DURHAM, N.C. -- Two of the leading voices in the national debate over government surveillance programs and press freedoms will square off Nov. 11 at Duke University’s Sanford School of Public Policy.

Former director of the CIA and NSA Gen. Michael Hayden and Pulitzer Prize-winning journalist Barton Gellman will share a stage for the first time to discuss “Leakers or Whistleblowers? National Security Reporting in the Digital Age.” The event -- which is the 2013 Robert R. Wilson Lecture -- begins at 6 p.m. in Fleishman Commons. It is free and open to the public.

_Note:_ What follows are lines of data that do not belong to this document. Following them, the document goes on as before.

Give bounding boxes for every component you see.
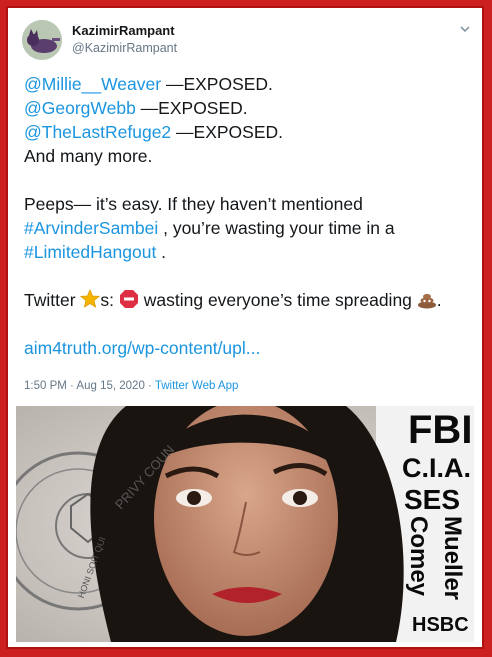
timestamp[interactable]: 1:50 PM · Aug 15, 2020 [24,380,145,392]
more-text: And many more. [24,146,153,166]
user-handle[interactable]: @KazimirRampant [72,39,177,57]
poop-emoji-icon [417,293,436,309]
avatar-cat-icon [22,20,62,60]
exposed-text: —EXPOSED. [135,98,248,118]
tweet-image[interactable]: PRIVY COUN HONI SOIT QUI FBI C.I.A. SES … [16,406,474,642]
label-hsbc: HSBC [412,614,469,636]
para-text: Peeps— it’s easy. If they haven’t mentio… [24,194,363,214]
s-colon: s: [100,290,119,310]
star-emoji-icon [80,289,101,308]
tweet-header: KazimirRampant @KazimirRampant [22,20,472,64]
period-text: . [436,290,442,310]
avatar[interactable] [22,20,62,60]
chevron-down-icon[interactable] [458,22,472,36]
source-app-link[interactable]: Twitter Web App [155,380,239,392]
exposed-text: —EXPOSED. [161,74,273,94]
wasting-text: wasting everyone’s time spreading [138,290,417,310]
stop-sign-emoji-icon [119,290,138,308]
hashtag-link[interactable]: #LimitedHangout [24,242,156,262]
tweet-card-frame: KazimirRampant @KazimirRampant @Millie__… [6,6,484,649]
para-text: , you’re wasting your time in a [158,218,395,238]
label-mueller: Mueller [439,516,466,601]
mention-link[interactable]: @Millie__Weaver [24,74,161,94]
label-comey: Comey [405,516,432,597]
tweet-text: @Millie__Weaver —EXPOSED. @GeorgWebb —EX… [24,72,480,360]
hashtag-link[interactable]: #ArvinderSambei [24,218,158,238]
twitter-word: Twitter [24,290,81,310]
external-link[interactable]: aim4truth.org/wp-content/upl... [24,338,260,358]
tweet-meta: 1:50 PM · Aug 15, 2020 · Twitter Web App [24,380,238,392]
para-text: . [156,242,167,262]
label-fbi: FBI [408,408,473,452]
display-name[interactable]: KazimirRampant [72,23,177,39]
label-ses: SES [404,484,461,515]
mention-link[interactable]: @GeorgWebb [24,98,136,118]
exposed-text: —EXPOSED. [171,122,284,142]
label-cia: C.I.A. [402,453,472,483]
mention-link[interactable]: @TheLastRefuge2 [24,122,171,142]
meta-separator: · [144,380,155,392]
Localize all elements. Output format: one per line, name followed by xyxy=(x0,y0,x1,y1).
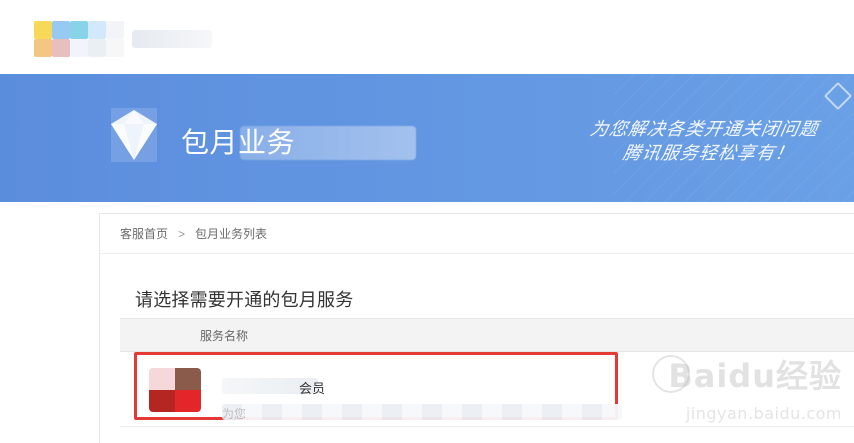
service-title[interactable]: 会员 xyxy=(299,378,325,397)
banner-title-blur xyxy=(240,126,416,160)
watermark: Baidu经验 jingyan.baidu.com xyxy=(652,351,842,429)
banner: 包月业务 为您解决各类开通关闭问题 腾讯服务轻松享有！ xyxy=(0,74,854,202)
logo-text-blur xyxy=(132,30,212,48)
service-description: 为您 xyxy=(222,407,247,421)
breadcrumb: 客服首页 > 包月业务列表 xyxy=(100,214,854,254)
breadcrumb-current: 包月业务列表 xyxy=(195,227,268,241)
watermark-site: jingyan.baidu.com xyxy=(685,404,842,423)
banner-slogan-line2: 腾讯服务轻松享有！ xyxy=(621,143,796,164)
page-title: 请选择需要开通的包月服务 xyxy=(135,290,354,310)
banner-slogan-line1: 为您解决各类开通关闭问题 xyxy=(588,119,821,140)
breadcrumb-home-link[interactable]: 客服首页 xyxy=(120,225,168,242)
watermark-brand: Baidu经验 xyxy=(668,357,842,395)
blurred-logo-icon xyxy=(34,21,124,57)
page: 包月业务 为您解决各类开通关闭问题 腾讯服务轻松享有！ 客服首页 > 包月业务列… xyxy=(0,0,854,443)
breadcrumb-separator: > xyxy=(178,226,186,241)
banner-slogan: 为您解决各类开通关闭问题 腾讯服务轻松享有！ xyxy=(542,118,820,166)
table-header: 服务名称 xyxy=(120,318,854,352)
diamond-logo-icon xyxy=(111,108,157,162)
top-logo[interactable] xyxy=(34,10,289,68)
service-description-blur xyxy=(222,404,622,420)
column-service-name: 服务名称 xyxy=(200,328,249,343)
service-thumbnail-icon xyxy=(149,368,201,412)
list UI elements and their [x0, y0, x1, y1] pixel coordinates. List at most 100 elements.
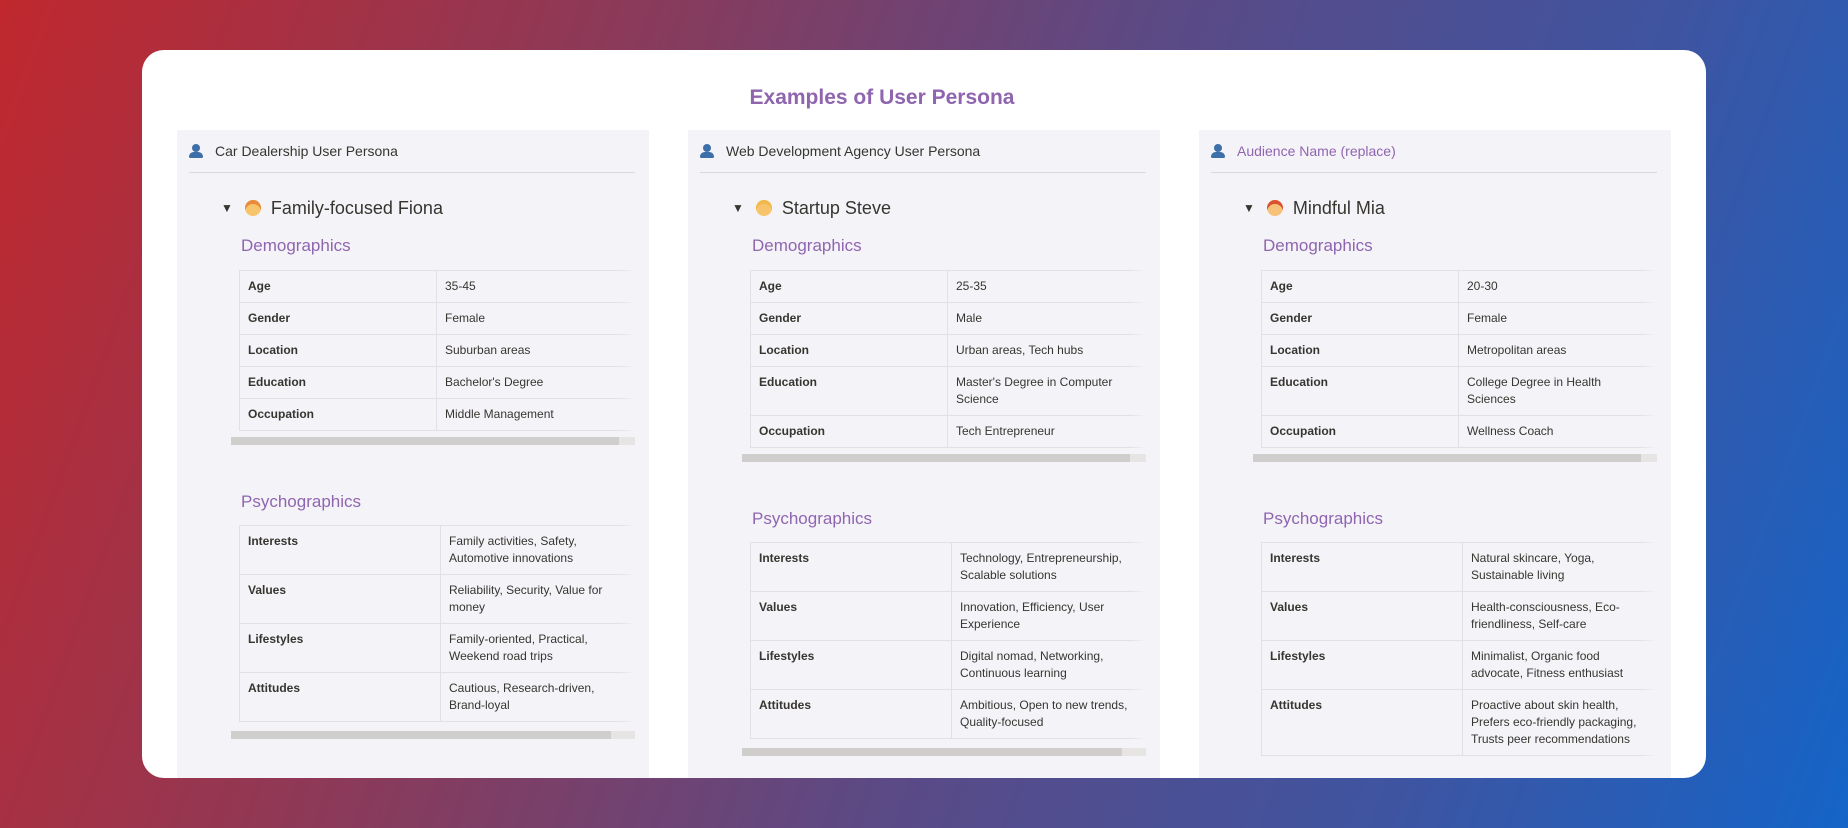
persona-toggle[interactable]: ▼ Startup Steve: [732, 194, 891, 222]
woman-emoji-icon: [244, 200, 261, 216]
table-row: Occupation Wellness Coach: [1261, 415, 1657, 448]
table-value[interactable]: Cautious, Research-driven, Brand-loyal: [440, 672, 635, 722]
table-value[interactable]: Urban areas, Tech hubs: [947, 334, 1146, 367]
table-value[interactable]: Family activities, Safety, Automotive in…: [440, 525, 635, 575]
table-row: Age 20-30: [1261, 270, 1657, 303]
column-header[interactable]: Car Dealership User Persona: [189, 130, 635, 173]
column-header[interactable]: Audience Name (replace): [1211, 130, 1657, 173]
table-row: Values Innovation, Efficiency, User Exper…: [750, 591, 1146, 641]
table-key: Age: [1261, 270, 1459, 303]
table-value[interactable]: 25-35: [947, 270, 1146, 303]
table-value[interactable]: Tech Entrepreneur: [947, 415, 1146, 448]
person-icon: [700, 144, 714, 158]
persona-toggle[interactable]: ▼ Family-focused Fiona: [221, 194, 443, 222]
table-key: Lifestyles: [750, 640, 952, 690]
table-value[interactable]: Wellness Coach: [1458, 415, 1657, 448]
table-value[interactable]: Middle Management: [436, 398, 635, 431]
table-value[interactable]: Innovation, Efficiency, User Experience: [951, 591, 1146, 641]
table-key: Occupation: [1261, 415, 1459, 448]
horizontal-scrollbar[interactable]: [1253, 454, 1657, 462]
table-value[interactable]: Minimalist, Organic food advocate, Fitne…: [1462, 640, 1657, 690]
scrollbar-thumb[interactable]: [231, 437, 619, 445]
table-key: Location: [239, 334, 437, 367]
table-key: Gender: [1261, 302, 1459, 335]
scrollbar-thumb[interactable]: [742, 748, 1122, 756]
table-value[interactable]: Female: [436, 302, 635, 335]
horizontal-scrollbar[interactable]: [231, 437, 635, 445]
demographics-heading: Demographics: [752, 236, 862, 255]
table-row: Location Urban areas, Tech hubs: [750, 334, 1146, 367]
table-key: Interests: [750, 542, 952, 592]
table-key: Age: [239, 270, 437, 303]
horizontal-scrollbar[interactable]: [742, 454, 1146, 462]
table-row: Gender Female: [1261, 302, 1657, 335]
psychographics-heading: Psychographics: [241, 492, 362, 511]
table-value[interactable]: Bachelor's Degree: [436, 366, 635, 399]
table-value[interactable]: 20-30: [1458, 270, 1657, 303]
table-value[interactable]: Reliability, Security, Value for money: [440, 574, 635, 624]
table-value[interactable]: Metropolitan areas: [1458, 334, 1657, 367]
column-header-label: Car Dealership User Persona: [215, 143, 398, 159]
toggle-arrow-icon[interactable]: ▼: [1243, 201, 1255, 215]
table-value[interactable]: Family-oriented, Practical, Weekend road…: [440, 623, 635, 673]
column-header[interactable]: Web Development Agency User Persona: [700, 130, 1146, 173]
table-value[interactable]: Suburban areas: [436, 334, 635, 367]
psychographics-heading: Psychographics: [752, 509, 873, 528]
persona-toggle[interactable]: ▼ Mindful Mia: [1243, 194, 1385, 222]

The massive leaks of classified information by U.S. army intelligence analyst Bradley Manning and National Security Agency (NSA) contractor Edward Snowden and the government's aggressive prosecution of leakers have raised tension between reporters and U.S. national security agencies. The speakers will address the NSA surveillance programs revealed by Snowden as well as topics such as whether leaks are damaging programs on which our national security relies and whether leakers are necessary to help the press hold government accountable.

Hayden is a retired U.S. Air Force four-star general. During his nearly 40-year military career, he was commander of the Air Intelligence Agency and director of the Joint Command and Control Warfare Center. He directed the NSA from 1999 to 2005 and the CIA from 2006 to 2009. Hayden served as a foreign policy adviser to Mitt Romney’s 2012 presidential campaign. He is a principal at the Chertoff Group and a distinguished visiting professor at the George Mason University School of Public Policy.

Gellman was among a handful of journalists with whom Snowden shared classified information. He and Laura Poitras broke the story this summer of the NSA’s domestic data-mining program, PRISM. Previously, Gellman’s Washington Post series on Dick Cheney, written with Jo Becker, won a 2008 Pulitzer Prize. He is the author of “Angler: The Cheney Vice Presidency.” Gellman is now a senior fellow at the Century Foundation, a contributing editor for TIME magazine and author in residence at Princeton University's Woodrow Wilson School.

Free parking for the event will be available in the Sanford School lot. Those unable to attend can watch a live stream online.

The event is co-sponsored by the Sanford School, Triangle Center on Terrorism and Homeland Security, DeWitt Wallace Center for Media & Democracy, Duke Program in American Grand Strategy, Triangle Institute for Security Studies and the Alexander Hamilton Society.